Aiding MSMEs to Keep Economy Afloat

India is a large economy consisting of small units of production and that calls for special attention to vulnerable enterprises that contribute, by official reckoning, to more than one-third of exports and, perhaps, close to half the national income. About 98.6% of these enterprises employ less than 10 workers, of which 95% employ less than five workers. Preventing the collapse of these enterprises in the informal sector is equally crucial to save the Indian economy. They are also the ones who will keep the local economy functioning in the face of this countrywide lockdown. They need hand-holding and special assistance.

A special MSME and SME economic relief package should be rolled out to address their needs. Those involved in food processing, delivery, healthcare, and essential services should be handheld to continue production and rendering of services with interest-free credit and related assistance such as transportation of goods. To begin with, interest-free loans up to Rs 5 lakh to Rs 10 lakh should be extended, with the interest cost borne by the government. This will also energise the downward spiral of the banking system, without affecting its income resources.

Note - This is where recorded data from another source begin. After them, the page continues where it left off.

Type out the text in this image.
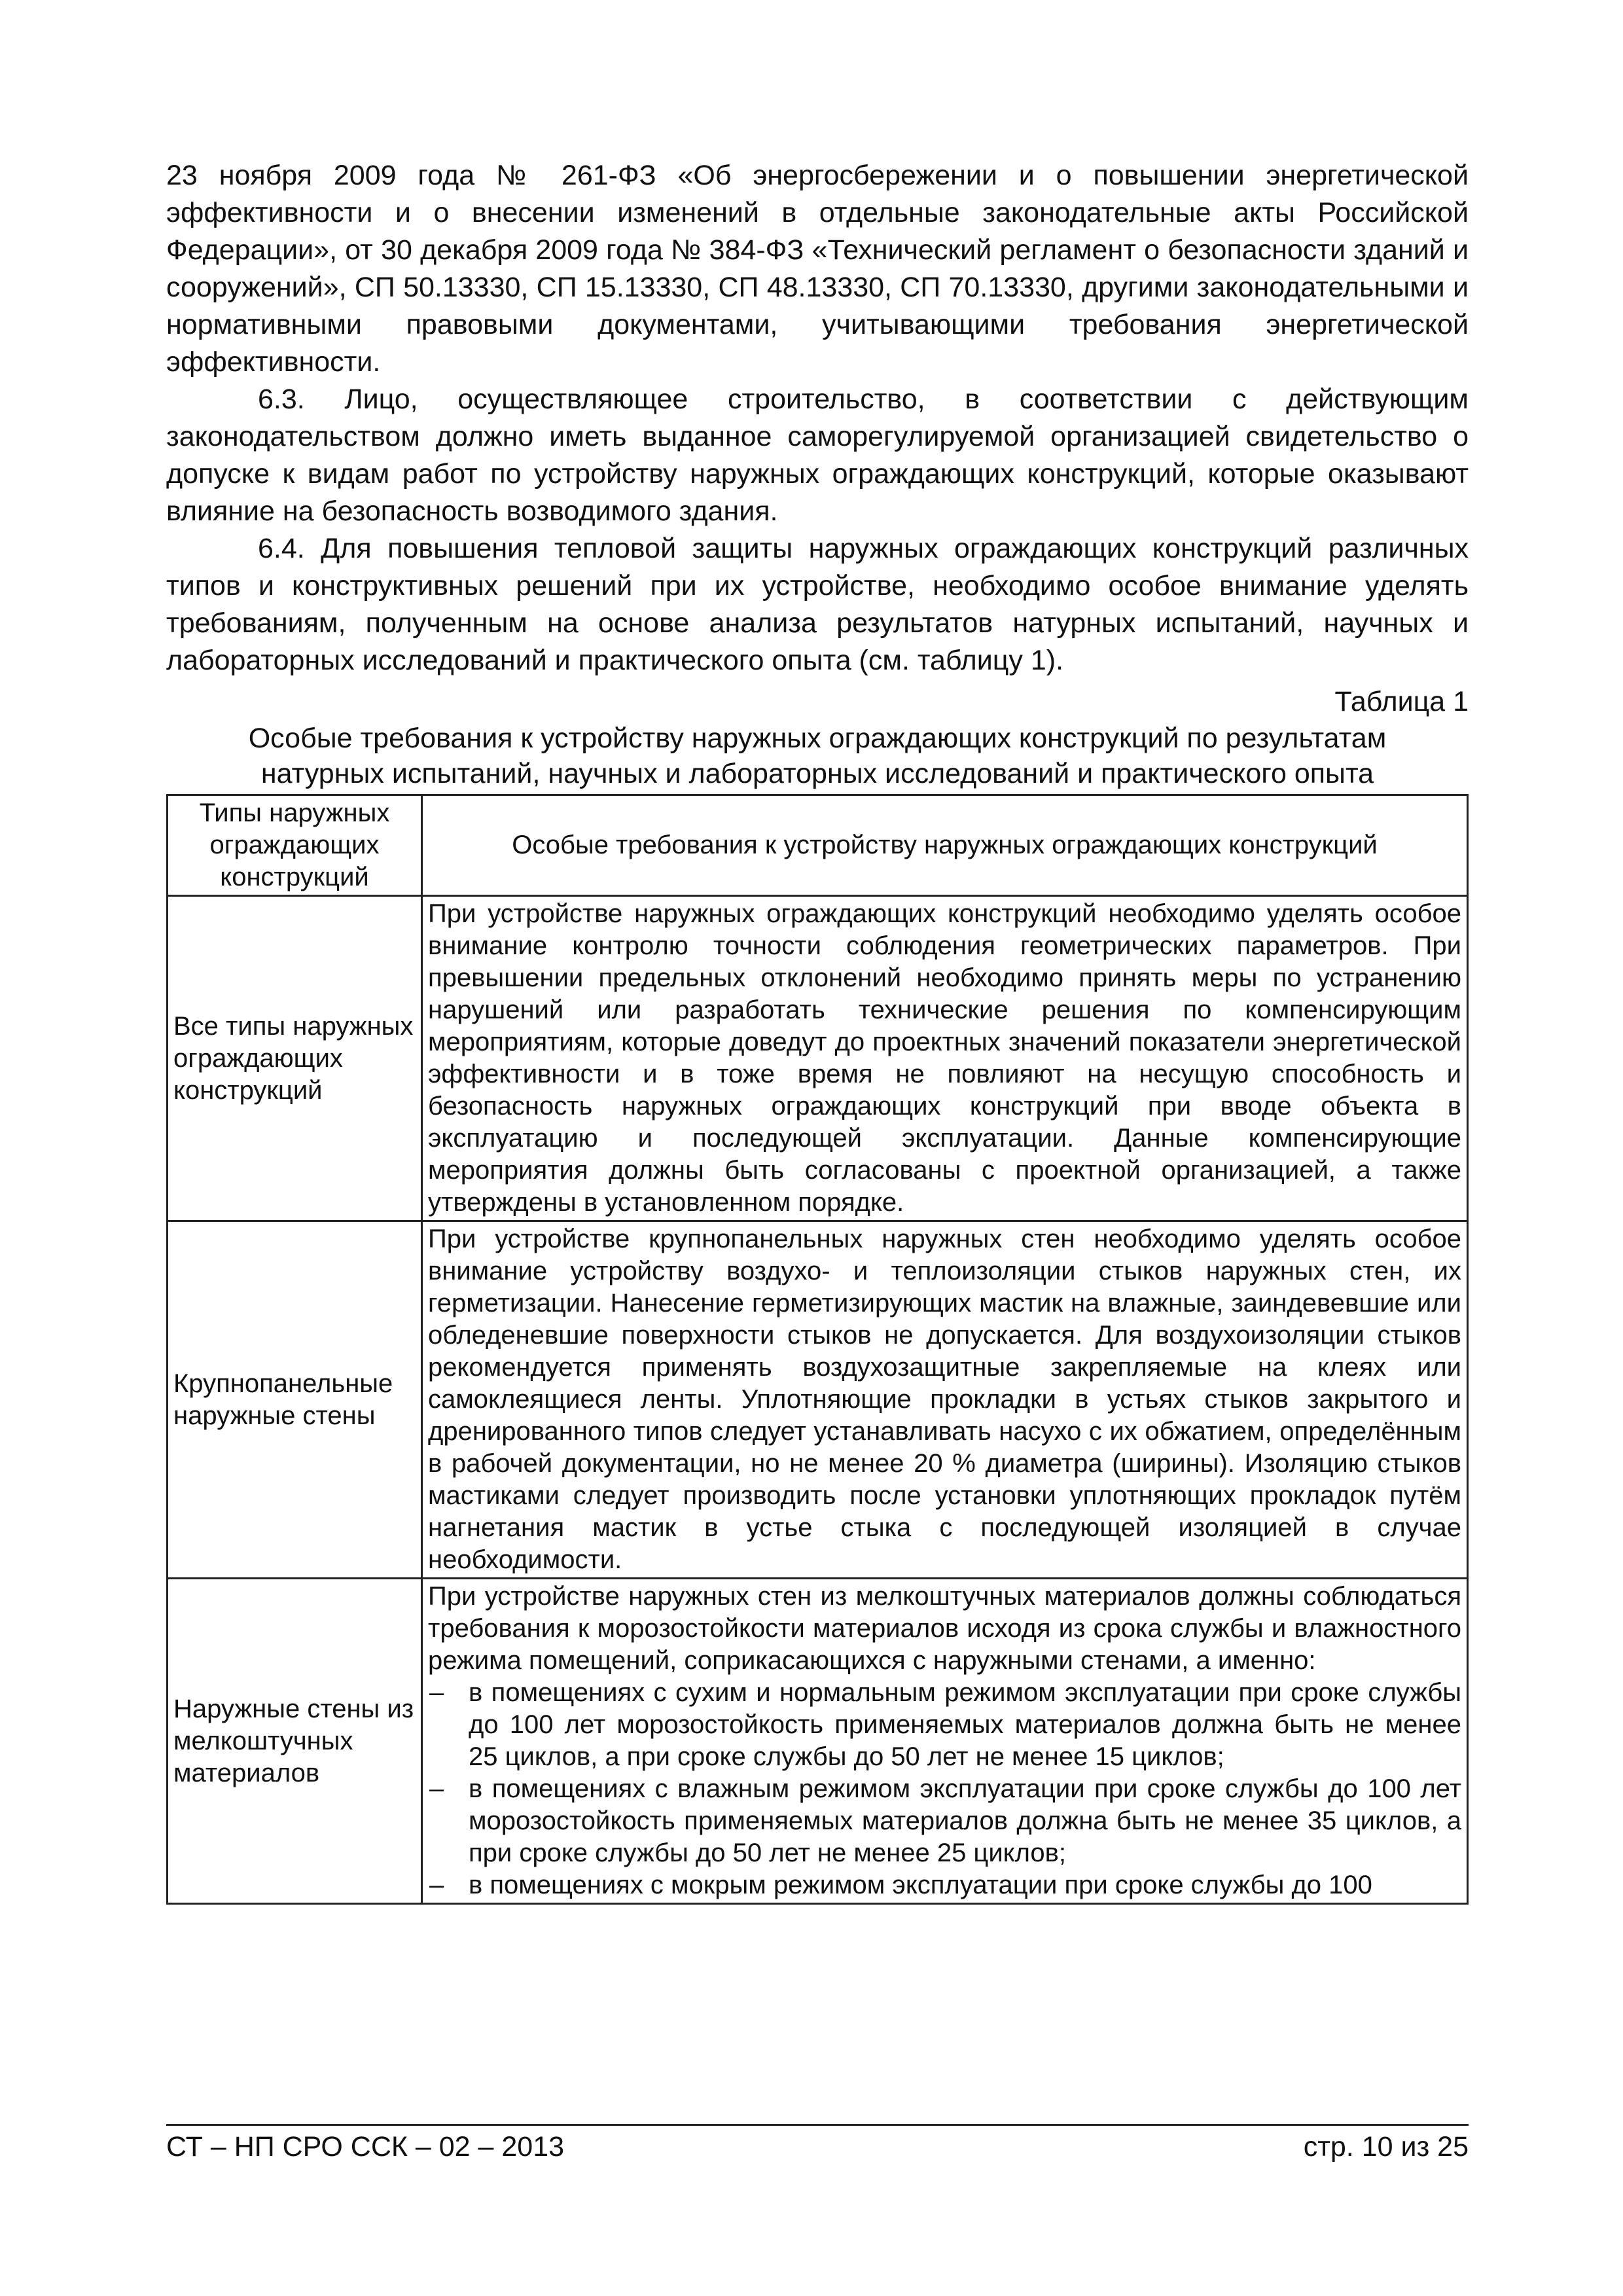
23 ноября 2009 года № 261-ФЗ «Об энергосбережении и о повышении энергетической эффективности и о внесении изменений в отдельные законодательные акты Российской Федерации», от 30 декабря 2009 года № 384-ФЗ «Технический регламент о безопасности зданий и сооружений», СП 50.13330, СП 15.13330, СП 48.13330, СП 70.13330, другими законодательными и нормативными правовыми документами, учитывающими требования энергетической эффективности.

6.3. Лицо, осуществляющее строительство, в соответствии с действующим законодательством должно иметь выданное саморегулируемой организацией свидетельство о допуске к видам работ по устройству наружных ограждающих конструкций, которые оказывают влияние на безопасность возводимого здания.

6.4. Для повышения тепловой защиты наружных ограждающих конструкций различных типов и конструктивных решений при их устройстве, необходимо особое внимание уделять требованиям, полученным на основе анализа результатов натурных испытаний, научных и лабораторных исследований и практического опыта (см. таблицу 1).

Таблица 1

Особые требования к устройству наружных ограждающих конструкций по результатам натурных испытаний, научных и лабораторных исследований и практического опыта

Типы наружных ограждающих конструкций	Особые требования к устройству наружных ограждающих конструкций
Все типы наружных ограждающих конструкций	При устройстве наружных ограждающих конструкций необходимо уделять особое внимание контролю точности соблюдения геометрических параметров. При превышении предельных отклонений необходимо принять меры по устранению нарушений или разработать технические решения по компенсирующим мероприятиям, которые доведут до проектных значений показатели энергетической эффективности и в тоже время не повлияют на несущую способность и безопасность наружных ограждающих конструкций при вводе объекта в эксплуатацию и последующей эксплуатации. Данные компенсирующие мероприятия должны быть согласованы с проектной организацией, а также утверждены в установленном порядке.
Крупнопанельные наружные стены	При устройстве крупнопанельных наружных стен необходимо уделять особое внимание устройству воздухо- и теплоизоляции стыков наружных стен, их герметизации. Нанесение герметизирующих мастик на влажные, заиндевевшие или обледеневшие поверхности стыков не допускается. Для воздухоизоляции стыков рекомендуется применять воздухозащитные закрепляемые на клеях или самоклеящиеся ленты. Уплотняющие прокладки в устьях стыков закрытого и дренированного типов следует устанавливать насухо с их обжатием, определённым в рабочей документации, но не менее 20 % диаметра (ширины). Изоляцию стыков мастиками следует производить после установки уплотняющих прокладок путём нагнетания мастик в устье стыка с последующей изоляцией в случае необходимости.
Наружные стены из мелкоштучных материалов	При устройстве наружных стен из мелкоштучных материалов должны соблюдаться требования к морозостойкости материалов исходя из срока службы и влажностного режима помещений, соприкасающихся с наружными стенами, а именно:
– в помещениях с сухим и нормальным режимом эксплуатации при сроке службы до 100 лет морозостойкость применяемых материалов должна быть не менее 25 циклов, а при сроке службы до 50 лет не менее 15 циклов;
– в помещениях с влажным режимом эксплуатации при сроке службы до 100 лет морозостойкость применяемых материалов должна быть не менее 35 циклов, а при сроке службы до 50 лет не менее 25 циклов;
– в помещениях с мокрым режимом эксплуатации при сроке службы до 100
СТ – НП СРО ССК – 02 – 2013	стр. 10 из 25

The announcement of an additional fund of Rs 15,000 crore for health-related work is woefully small, and is a mockery of the herculean effort that lies ahead to resolve this national crisis. It will keep the public expenditure in India on health at 1.28% of gross domestic product (GDP) stubbornly unchanged, notwithstanding the bombast of making India a $5 trillion economy. This share of public expenditure on health is lower than 1.6% of GDP, which is the average of the poorest countries in the world. That even an existential healthcare crisis does not move the political system to radically rethink this public provisioning of expenditure is a tragedy, and burdens only the poor and vulnerable sections of our vast society. The burden of a social ideology of hierarchical inequality is writ large over the face of India.

I have not deliberately discussed the methodology of mobilising financial resources for the proposed initiatives. There is no need for this nor is there time. A sovereign national government has enormous facilities at its disposal and a myriad number of ways to raise financial and other resources in any emergency. The ideology of fiscal austerity cannot come in the way of a crisis of this magnitude. The need to reallocate resources is an easy option. The national government ought to do “whatever it takes” to tide over this existential crisis.

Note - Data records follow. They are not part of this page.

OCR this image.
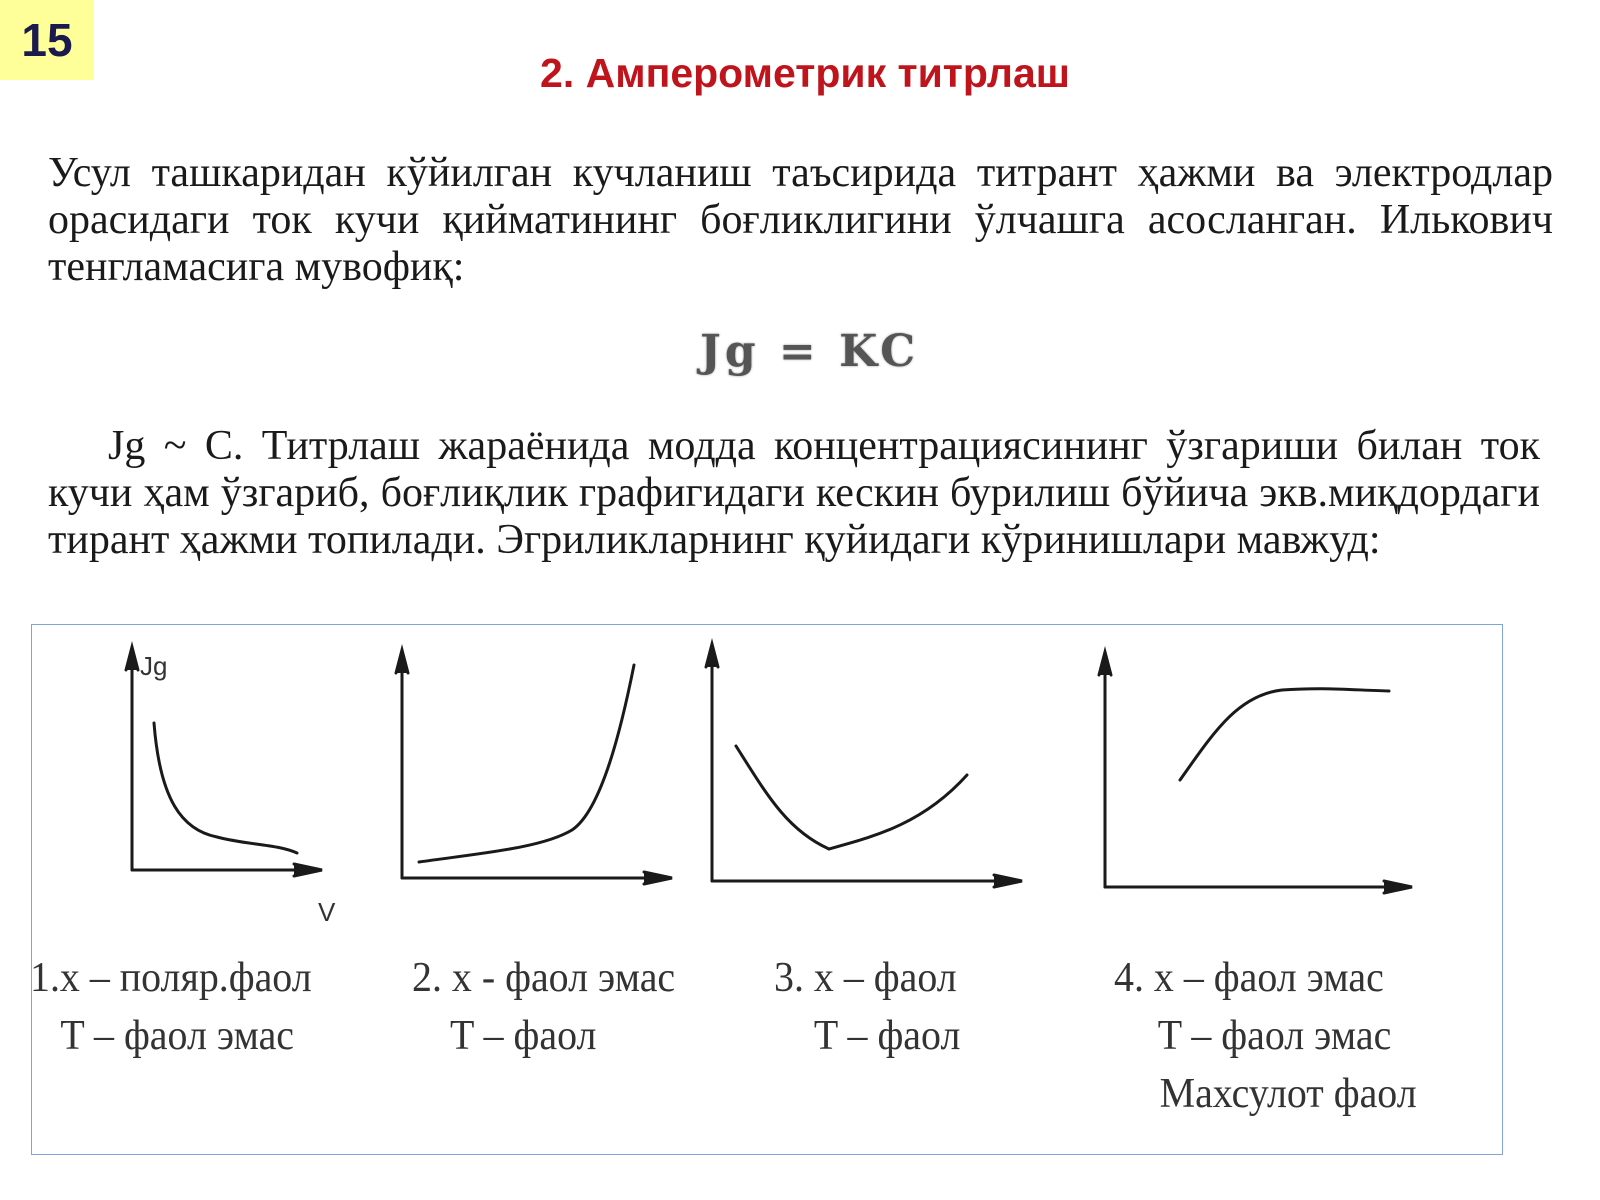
15
2. Амперометрик титрлаш

Усул ташкаридан кўйилган кучланиш таъсирида титрант ҳажми ва электродлар орасидаги ток кучи қийматининг боғликлигини ўлчашга асосланган. Илькович тенгламасига мувофиқ:

Jg = KC

Jg ~ C. Титрлаш жараёнида модда концентрациясининг ўзгариши билан ток кучи ҳам ўзгариб, боғлиқлик графигидаги кескин бурилиш бўйича экв.миқдордаги тирант ҳажми топилади. Эгриликларнинг қуйидаги кўринишлари мавжуд:

Jg
V
1.x – поляр.фаол
T – фаол эмас
2. x - фаол эмас
T – фаол
3. x – фаол
T – фаол
4. x – фаол эмас
T – фаол эмас
Махсулот фаол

As I was completing this article, the news of a relief package of Rs 1.7 lakh crore, that is equivalent to 0.9% of the GDP, looks like a small, albeit welcome, step. That the United States under President Donald Trump was compelled to announce a package of $2 trillion, equivalent to 9.3% of its GDP, speaks volumes about the magnitude of the economic challenge posed by COVID-19. We need to fight COVID-19 from a healthcare as well as an economic point of view. These two battles call for a massive mobilisation of money, materials, and political morality rooted in our constitutional democracy.